The next day, the corpse and 3 other Germans killed in the ambush were recovered from the lake by a specially arrived German unit and transported to Lipówka and then to Jędrzejów, where he was to be buried on 13 December 1944. According to Norbert Michta, the Germans then selected 13 people from among the local population to be shot.

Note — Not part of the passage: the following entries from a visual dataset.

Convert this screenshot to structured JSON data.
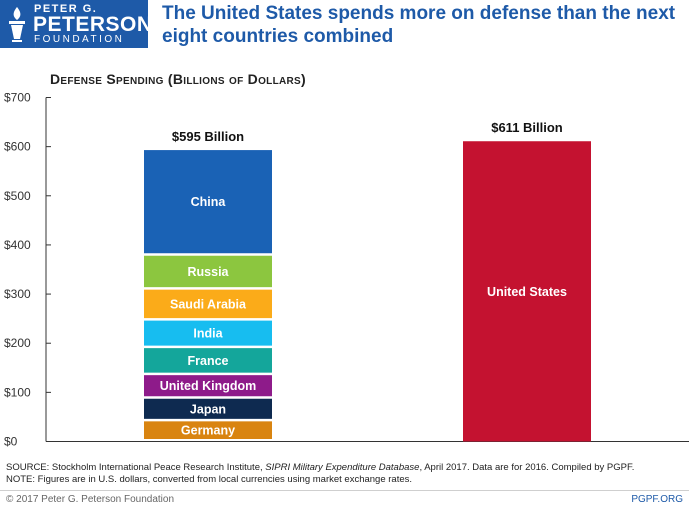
{
  "logo": {
    "line1": "PETER G.",
    "line2": "PETERSON",
    "line3": "FOUNDATION",
    "color": "#1e5aa8"
  },
  "headline": "The United States spends more on defense than the next eight countries combined",
  "chart_data": {
    "type": "bar",
    "title": "Defense Spending (Billions of Dollars)",
    "ylabel": "",
    "xlabel": "",
    "ylim": [
      0,
      700
    ],
    "yticks": [
      "$0",
      "$100",
      "$200",
      "$300",
      "$400",
      "$500",
      "$600",
      "$700"
    ],
    "grid": false,
    "legend": "none",
    "stacked_bar": {
      "total_label": "$595 Billion",
      "segments": [
        {
          "name": "Germany",
          "value": 41,
          "color": "#d98410"
        },
        {
          "name": "Japan",
          "value": 46,
          "color": "#0e2a50"
        },
        {
          "name": "United Kingdom",
          "value": 48,
          "color": "#8e1b8a"
        },
        {
          "name": "France",
          "value": 55,
          "color": "#14a69b"
        },
        {
          "name": "India",
          "value": 56,
          "color": "#17bdf0"
        },
        {
          "name": "Saudi Arabia",
          "value": 63,
          "color": "#fbab19"
        },
        {
          "name": "Russia",
          "value": 69,
          "color": "#8cc63f"
        },
        {
          "name": "China",
          "value": 215,
          "color": "#1a62b5"
        }
      ]
    },
    "single_bar": {
      "name": "United States",
      "value": 611,
      "total_label": "$611 Billion",
      "color": "#c41230"
    }
  },
  "source": {
    "line1_prefix": "SOURCE: Stockholm International Peace Research Institute,",
    "line1_italic": "SIPRI Military Expenditure Database",
    "line1_suffix": ", April 2017. Data are for 2016. Compiled by PGPF.",
    "line2": "NOTE: Figures are in U.S. dollars, converted from local currencies using market exchange rates."
  },
  "footer": {
    "copyright": "© 2017 Peter G. Peterson Foundation",
    "site": "PGPF.ORG"
  }
}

However, the Nazis managed to be convinced that the attack was the work of Russian paratroopers unknown to the people, and W. Ważniewski, on the basis of Reports and German documents, reports that they took nine village leaders from nearby villages hostage, but after four days they released them.

On 13 December, the Germans launched operation "Schneesturm", which was aimed at liquidating Soviet partisans staying in the vicinity of the Sancygniów forests, attacked from three directions, from the Mountains through Lipówka to Teodorów, from the side of Działoszyce and from the side of Książ Wielki through Janowice and Rzemiędzice, they pacified several surrounding villages, m.in Trzonów, located 6 km from the assassination site, Bugaj, Gaik-hamlet Zaryszyna, Sadek and killed at least 64 inhabitants of these villages and burned many buildings.